Advertisement

The Only Way to Help Poland

Share

After 40 years of communism, Poland is an economic and environmental shambles. Its farmers have grown single cash crops for so long they will have to learn agriculture all over. Times writer Art Pine reported from Krakow recently that 30,000 workers at the Lenin steel mill produce no more than what a fraction of that number can turn out in South Korea. Inflation is running at an annual rate of 450% and economists warn it will be 900% next year without radical reforms. A recent Warsaw visitor reports the opening of a new office building that took 35 years to build, a paradigm for the way the whole country works. But there is a way out of this mess--and it rests with the old-fashioned notion of international economic cooperation.

The Poles already know that help is on its way from the United States, Japan and European countries and from the International Monetary Fund, but at a price. Under a proposed agreement with the IMF, wages must be capped and that will produce a 25% loss in buying power next year. Government subsidies must be wiped out and that means prices of things like electricity will soar. The Polish parliament has begun deciding these and other changes in economic rules that could lead to failures of many businesses and to higher prices as the nation moves to a market economy.

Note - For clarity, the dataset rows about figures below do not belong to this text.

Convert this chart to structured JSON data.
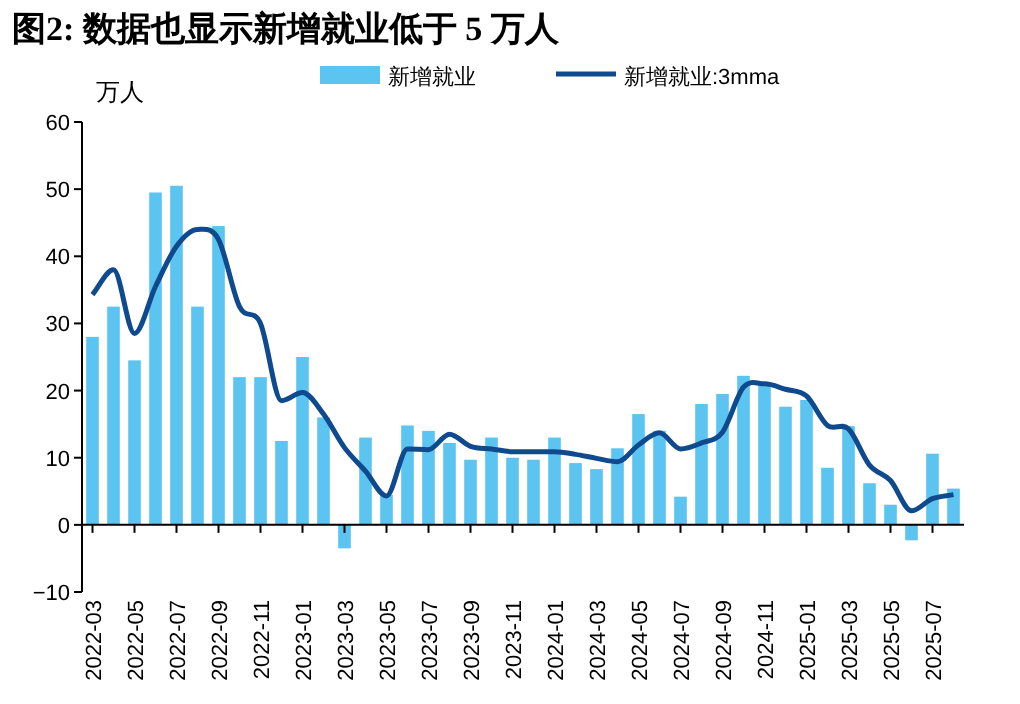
{
  "chart_data": {
    "type": "bar",
    "title": "图2:  数据也显示新增就业低于 5 万人",
    "ylabel": "万人",
    "categories": [
      "2022-03",
      null,
      "2022-05",
      null,
      "2022-07",
      null,
      "2022-09",
      null,
      "2022-11",
      null,
      "2023-01",
      null,
      "2023-03",
      null,
      "2023-05",
      null,
      "2023-07",
      null,
      "2023-09",
      null,
      "2023-11",
      null,
      "2024-01",
      null,
      "2024-03",
      null,
      "2024-05",
      null,
      "2024-07",
      null,
      "2024-09",
      null,
      "2024-11",
      null,
      "2025-01",
      null,
      "2025-03",
      null,
      "2025-05",
      null,
      "2025-07",
      null
    ],
    "series": [
      {
        "name": "新增就业",
        "color": "#5bc4f1",
        "values": [
          28,
          32.5,
          24.5,
          49.5,
          50.5,
          32.5,
          44.5,
          22,
          22,
          12.5,
          25,
          16,
          -3.5,
          13,
          4.5,
          14.8,
          14,
          12.2,
          9.7,
          13,
          10,
          9.7,
          13,
          9.2,
          8.3,
          11.4,
          16.5,
          14,
          4.2,
          18,
          19.5,
          22.2,
          21,
          17.6,
          18.6,
          8.5,
          14.7,
          6.2,
          3,
          -2.3,
          10.6,
          5.4
        ]
      },
      {
        "name": "新增就业:3mma",
        "type": "line",
        "color": "#0f4a8f",
        "values": [
          34.3,
          38,
          28.5,
          35.5,
          41.5,
          44,
          42.5,
          32.5,
          30,
          18.5,
          19.7,
          16.5,
          11.5,
          8,
          4.3,
          11.3,
          11.2,
          13.5,
          11.7,
          11.3,
          10.9,
          10.9,
          10.9,
          10.5,
          9.9,
          9.4,
          11.9,
          13.7,
          11.3,
          12.2,
          13.8,
          20.5,
          21,
          20.2,
          19.2,
          14.8,
          14.3,
          8.9,
          6.6,
          2.1,
          3.9,
          4.5
        ]
      }
    ],
    "ylim": [
      -10,
      60
    ],
    "yticks": [
      -10,
      0,
      10,
      20,
      30,
      40,
      50,
      60
    ],
    "legend": "top"
  }
}
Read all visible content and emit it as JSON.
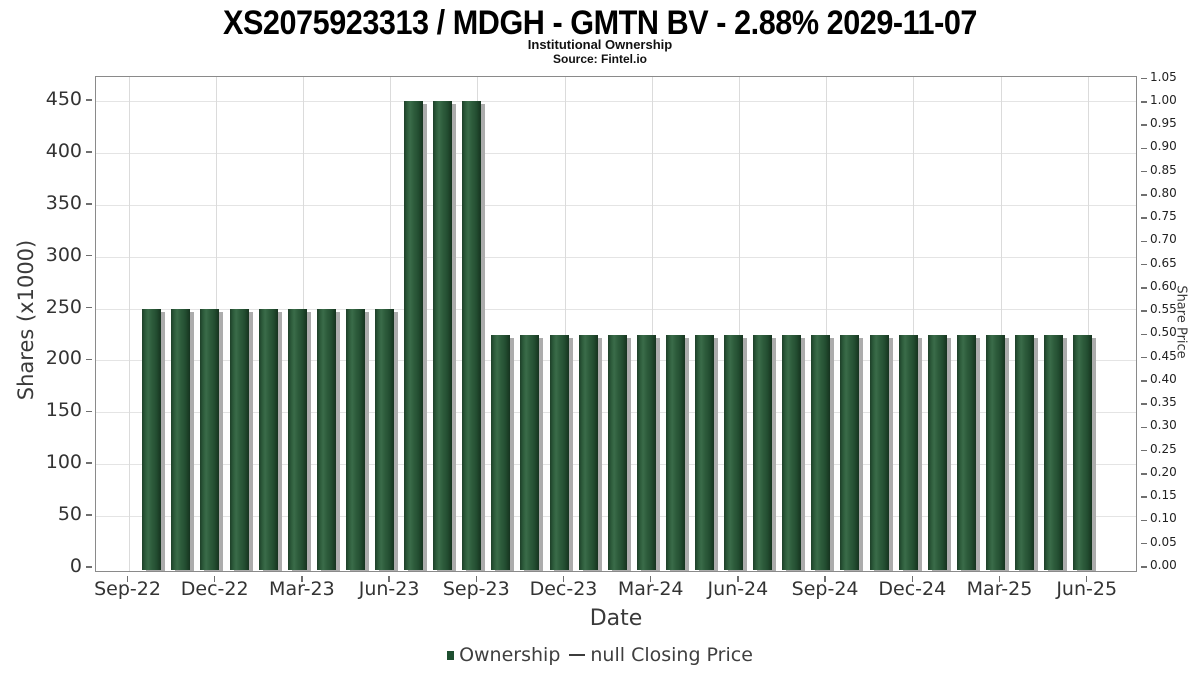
{
  "chart_data": {
    "type": "bar",
    "title": "XS2075923313 / MDGH - GMTN BV - 2.88% 2029-11-07",
    "subtitle": "Institutional Ownership",
    "source": "Source: Fintel.io",
    "xlabel": "Date",
    "ylabel_left": "Shares (x1000)",
    "ylabel_right": "Share Price",
    "categories": [
      "Oct-22",
      "Nov-22",
      "Dec-22",
      "Jan-23",
      "Feb-23",
      "Mar-23",
      "Apr-23",
      "May-23",
      "Jun-23",
      "Jul-23",
      "Aug-23",
      "Sep-23",
      "Oct-23",
      "Nov-23",
      "Dec-23",
      "Jan-24",
      "Feb-24",
      "Mar-24",
      "Apr-24",
      "May-24",
      "Jun-24",
      "Jul-24",
      "Aug-24",
      "Sep-24",
      "Oct-24",
      "Nov-24",
      "Dec-24",
      "Jan-25",
      "Feb-25",
      "Mar-25",
      "Apr-25",
      "May-25",
      "Jun-25"
    ],
    "series": [
      {
        "name": "Ownership",
        "type": "bar",
        "color": "#1e4f30",
        "values": [
          250,
          250,
          250,
          250,
          250,
          250,
          250,
          250,
          250,
          450,
          450,
          450,
          225,
          225,
          225,
          225,
          225,
          225,
          225,
          225,
          225,
          225,
          225,
          225,
          225,
          225,
          225,
          225,
          225,
          225,
          225,
          225,
          225
        ]
      },
      {
        "name": "null Closing Price",
        "type": "line",
        "color": "#3c3c3c",
        "values": []
      }
    ],
    "xticks": [
      "Sep-22",
      "Dec-22",
      "Mar-23",
      "Jun-23",
      "Sep-23",
      "Dec-23",
      "Mar-24",
      "Jun-24",
      "Sep-24",
      "Dec-24",
      "Mar-25",
      "Jun-25"
    ],
    "yticks_left": [
      0,
      50,
      100,
      150,
      200,
      250,
      300,
      350,
      400,
      450
    ],
    "yticks_right": [
      "0.00",
      "0.05",
      "0.10",
      "0.15",
      "0.20",
      "0.25",
      "0.30",
      "0.35",
      "0.40",
      "0.45",
      "0.50",
      "0.55",
      "0.60",
      "0.65",
      "0.70",
      "0.75",
      "0.80",
      "0.85",
      "0.90",
      "0.95",
      "1.00",
      "1.05"
    ],
    "ylim_left": [
      0,
      473
    ],
    "ylim_right": [
      0,
      1.103
    ],
    "grid": true,
    "legend_position": "bottom"
  },
  "colors": {
    "bar_dark": "#16331f",
    "bar_light": "#3a6c49",
    "bar_shadow": "#acacac",
    "grid": "#e4e4e4",
    "frame": "#8a8a8a",
    "text": "#3a3a3a"
  }
}
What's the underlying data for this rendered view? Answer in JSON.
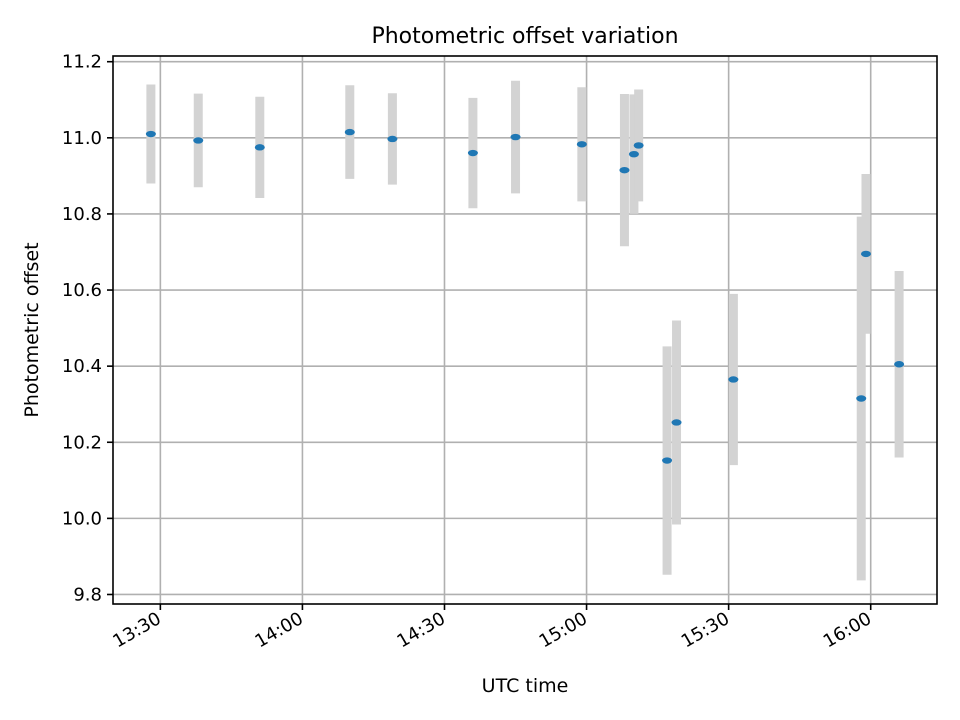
{
  "chart_data": {
    "type": "scatter",
    "title": "Photometric offset variation",
    "xlabel": "UTC time",
    "ylabel": "Photometric offset",
    "x_axis": {
      "type": "time",
      "xlim": [
        "13:20",
        "16:14"
      ],
      "ticks": [
        "13:30",
        "14:00",
        "14:30",
        "15:00",
        "15:30",
        "16:00"
      ]
    },
    "y_axis": {
      "ylim": [
        9.775,
        11.215
      ],
      "ticks": [
        "9.8",
        "10.0",
        "10.2",
        "10.4",
        "10.6",
        "10.8",
        "11.0",
        "11.2"
      ]
    },
    "grid": true,
    "marker_color": "#1f77b4",
    "errorbar_color": "#d3d3d3",
    "series": [
      {
        "points": [
          {
            "time": "13:28",
            "y": 11.01,
            "err": 0.13
          },
          {
            "time": "13:38",
            "y": 10.993,
            "err": 0.123
          },
          {
            "time": "13:51",
            "y": 10.975,
            "err": 0.133
          },
          {
            "time": "14:10",
            "y": 11.015,
            "err": 0.123
          },
          {
            "time": "14:19",
            "y": 10.997,
            "err": 0.12
          },
          {
            "time": "14:36",
            "y": 10.96,
            "err": 0.145
          },
          {
            "time": "14:45",
            "y": 11.002,
            "err": 0.148
          },
          {
            "time": "14:59",
            "y": 10.983,
            "err": 0.15
          },
          {
            "time": "15:08",
            "y": 10.915,
            "err": 0.2
          },
          {
            "time": "15:10",
            "y": 10.957,
            "err": 0.157
          },
          {
            "time": "15:11",
            "y": 10.98,
            "err": 0.147
          },
          {
            "time": "15:17",
            "y": 10.152,
            "err": 0.3
          },
          {
            "time": "15:19",
            "y": 10.252,
            "err": 0.268
          },
          {
            "time": "15:31",
            "y": 10.365,
            "err": 0.225
          },
          {
            "time": "15:58",
            "y": 10.315,
            "err": 0.478
          },
          {
            "time": "15:59",
            "y": 10.695,
            "err": 0.21
          },
          {
            "time": "16:06",
            "y": 10.405,
            "err": 0.245
          }
        ]
      }
    ]
  }
}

Alarming? Yes. But visitors find the professors and labor leaders who are suddenly in charge of a nation--with no experience in governing and only a vague idea of how a free market works--determined to change everything at once, remarkably optimistic that they can do it, able even to joke about it. When President Bush’s chief economic adviser, Michael Boskin, began lecturing members of the Polish Cabinet on the dangers of taking on too much at once, they heard him out and then one responded: The Cabinet member said that gradualism would not work and that Poland had no choice but to take what has been called the Big Bang approach. Then, with a smile, he added that, anyway, like war and generals, moving from communism to a market economy was too important a task to be entrusted to economists.

Advertisement

After a slow start, Washington is moving to provide not only food and cash but the kind of technical help Poland will need to do such things as create credit lines--something that’s second-nature in the West and all but unheard of under communism. Some estimates put the value of pledges of aid for Poland as high as $4 billion.

For a time, Warsaw was overwhelmed with visitors from the West, stumbling over one another with free-lance offers of aid, taking up the time of Polish officials that should have been spent on planning for the radical changes involved in creating a market economy from economic rubble. With the IMF about to agree on its own contribution of more than $700 million, the West will have a traffic controller on the scene to monitor the flow of aid and free up the time of Polish officials for more important things than chatting with well-intentioned visitors. Next to cash and technical advice, Western nations can make no more important a contribution to Poland than cooperating with the IMF’s traffic controls.